Did Green Arrow predict today's politics four decades ago?
The Justice League are the coastal elites of the DCU and wealthy industrialist Oliver Queen is the voice of the people
Once again, I don’t want to say Alan Moore was peering four decades into the future, but… who was watching out for Lacroix, Louisiana?
But first, the game I recently wrote a story for, Neon Apex: Beyond the Limit, was announced. It’s developed by Repixel8, aka Andrew Jeffries, and will be published on all the major platforms and across a whole pepper grinder of territories next year. It will get a boxed retail release, which is especially satisfying to me. Andrew’s made it look cool as f___, drawing on the likes of Akira and Red Line. You can watch the announcement trailer here.
Numskull, who are publishing it, will be announcing the story mode separately, so I won’t bang on, except to say that we’re going through localisation (translation) right now, and I keep getting queries like “‘cybernetic forest womb’ - please give context?”
Elsewhere, there are a few copies of the Joe and His Killer Robot Dad special I wrote for on the OK Comics website. It includes some great work by the really-for-real-legendary Mick McMahon. Mick has a real hardcore fanbase who keep sending the shop angry emails when there’s a lag between us saying ‘just sent OK Comics more stock!’ and the stock actually appearing on site.
Short one this week—I’m just mopping up a couple of bits and pieces relating to these early Swamp Thing issues in between frantically trying to wrap everything else up before Christmas. In the new year we should start moving through the run at a faster clip.
First: in issue 24, discussed at greater length last week in Swamp Thing and the Super Heroes, Green Arrow angrily barks:
“What you’re saying is ‘We get to lose this one. This time we finally strike out.
“Man, I don’t believe this!

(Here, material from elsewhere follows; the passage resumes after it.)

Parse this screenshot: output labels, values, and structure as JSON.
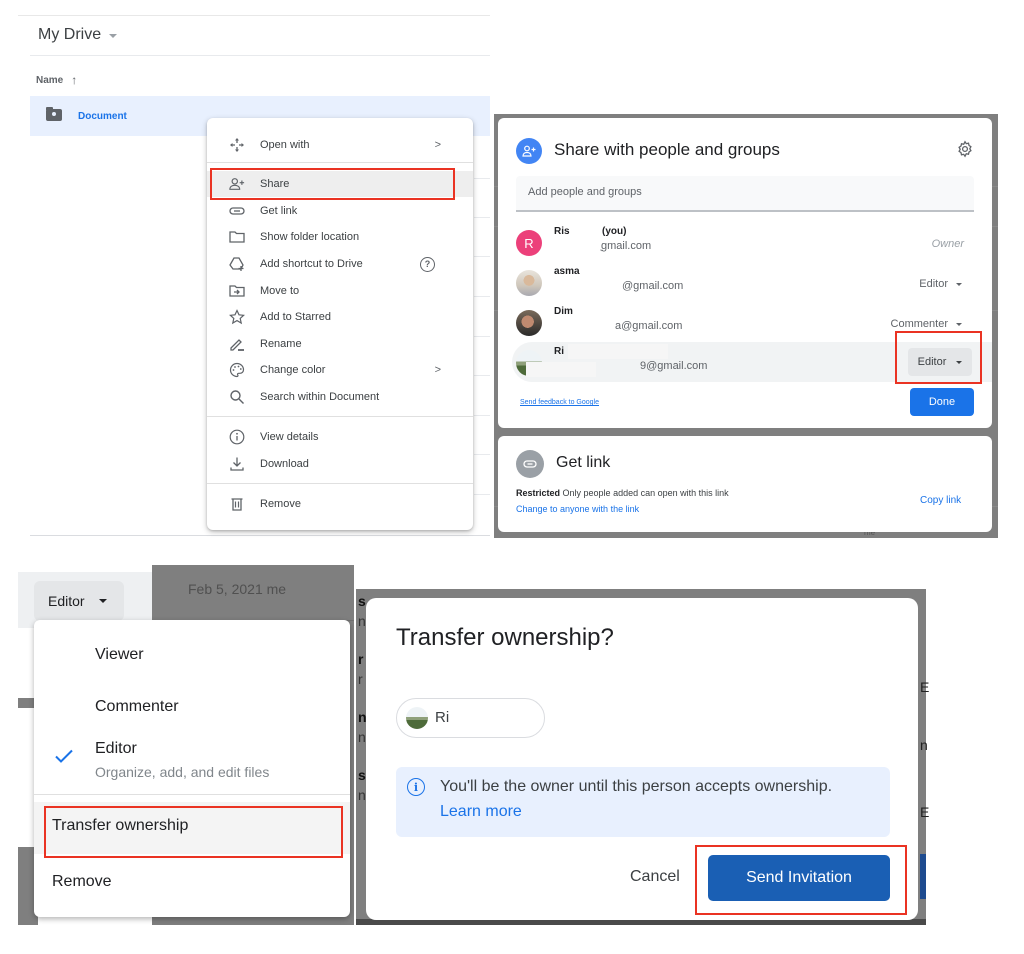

We were watching out for New York, for Metropolis, for Atlantis…
“…But who was watching out for Lacroix, Louisiana?”
And he seems to have perfectly summed up our Western political moment in 2024. The Justice League, aka the super heroic coastal elites, were paying so little attention to middle America that some second rate super villain was able to wander in and sweep the board.

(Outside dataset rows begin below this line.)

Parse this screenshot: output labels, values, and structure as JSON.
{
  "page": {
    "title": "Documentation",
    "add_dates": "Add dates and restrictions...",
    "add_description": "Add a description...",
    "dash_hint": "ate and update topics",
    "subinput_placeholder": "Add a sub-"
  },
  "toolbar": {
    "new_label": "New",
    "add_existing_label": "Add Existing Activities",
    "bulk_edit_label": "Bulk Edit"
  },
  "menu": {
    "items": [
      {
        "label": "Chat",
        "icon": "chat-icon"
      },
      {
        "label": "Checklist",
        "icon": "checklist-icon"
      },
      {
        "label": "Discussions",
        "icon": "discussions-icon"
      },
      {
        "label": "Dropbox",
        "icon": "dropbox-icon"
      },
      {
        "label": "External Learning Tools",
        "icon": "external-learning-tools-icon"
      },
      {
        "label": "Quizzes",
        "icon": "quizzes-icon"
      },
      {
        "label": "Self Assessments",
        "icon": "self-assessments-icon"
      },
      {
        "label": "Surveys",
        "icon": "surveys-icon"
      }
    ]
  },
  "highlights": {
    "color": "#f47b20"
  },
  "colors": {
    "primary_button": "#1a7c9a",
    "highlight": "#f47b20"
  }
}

Fortunately, the fictional Lacroix, Louisiana, has Swamp Thing to sort the mess out. I don’t know what the real-world political equivalent to a benevolent weirdo swamp monster is. Louisiana voted Trump, by the way.
I’m not sure Alan Moore was particularly interested in 2024 when he wrote that line. But, it’s interesting to think about how long some version of the sentiment ‘no-one’s paying attention to the places outside the major metropolitan cities’ has been slopping about. You’d have hoped that someone would have done something about it before Trump/Farage/Le Penn/insert-your-populist-horror-show-of-choice-here seized on it.
But here we are, in need of a benevolent weirdo swamp monster.
Here’s Moore discussing his basic take on Swamp Thing, as discussed at great length over the last five issues of this newsletter:
The ones that aren’t doing well are your best bet because if their sales figures are that low, then you are probably being offered the character as a last-ditch act of desperation. This gives you a splendid opportunity for making it much better.
I had such an opportunity with Swamp Thing, a comic created in the early seventies about a scientist who’s fallen into swamp and arises as this green swamp monster that looks like it’s made out of vegetation. It had a certain appeal – it was a big swamp monster – but had huge limitations.
‘SOLVE ET COAGULA’
With solve et coagula, you analyse something to find out why it isn’t working as well as it could, then put it back together in a hopefully improved way. This is what I did with Swamp Thing. Taking it apart I realised that there’s no way the scientist didn’t die. Armed with the knowledge of a horrid worm experiment where knowledge was transferred through ingestion, I made the swamp’s organisms absorb information from the scientist’s corpse, so the Swamp Thing wasn’t a transformed human being at all – he was a plant that thought it had been a human being. Or, as I’ve put it, ‘a ghost dressed in weeds’. Sales soared and everybody was very pleased with me.
“A ghost dressed in weeds.” Wonderful.
That’s from the course notes of Alan Moore’s BBC Maestro course on storytelling. He goes into a bit more detail in the videos. I’m about halfway through and enjoying the course. No mention of an act break or saving a cat in sight, but plenty of actionable advice that doesn’t attempt to dessicate storytelling into an algorithm.
As much as anything, though, it’s fun to listen to Moore talking enthusiastically about some of his earlier work. Interviewers have made a sport of getting Moore to grouse about a lot of that sort of material, so hearing him discuss Swamp Thing or Watchmen with something resembling pride is a pleasure.
And that’s it! Take care of yourself, try to charge your batteries. See you in 2025.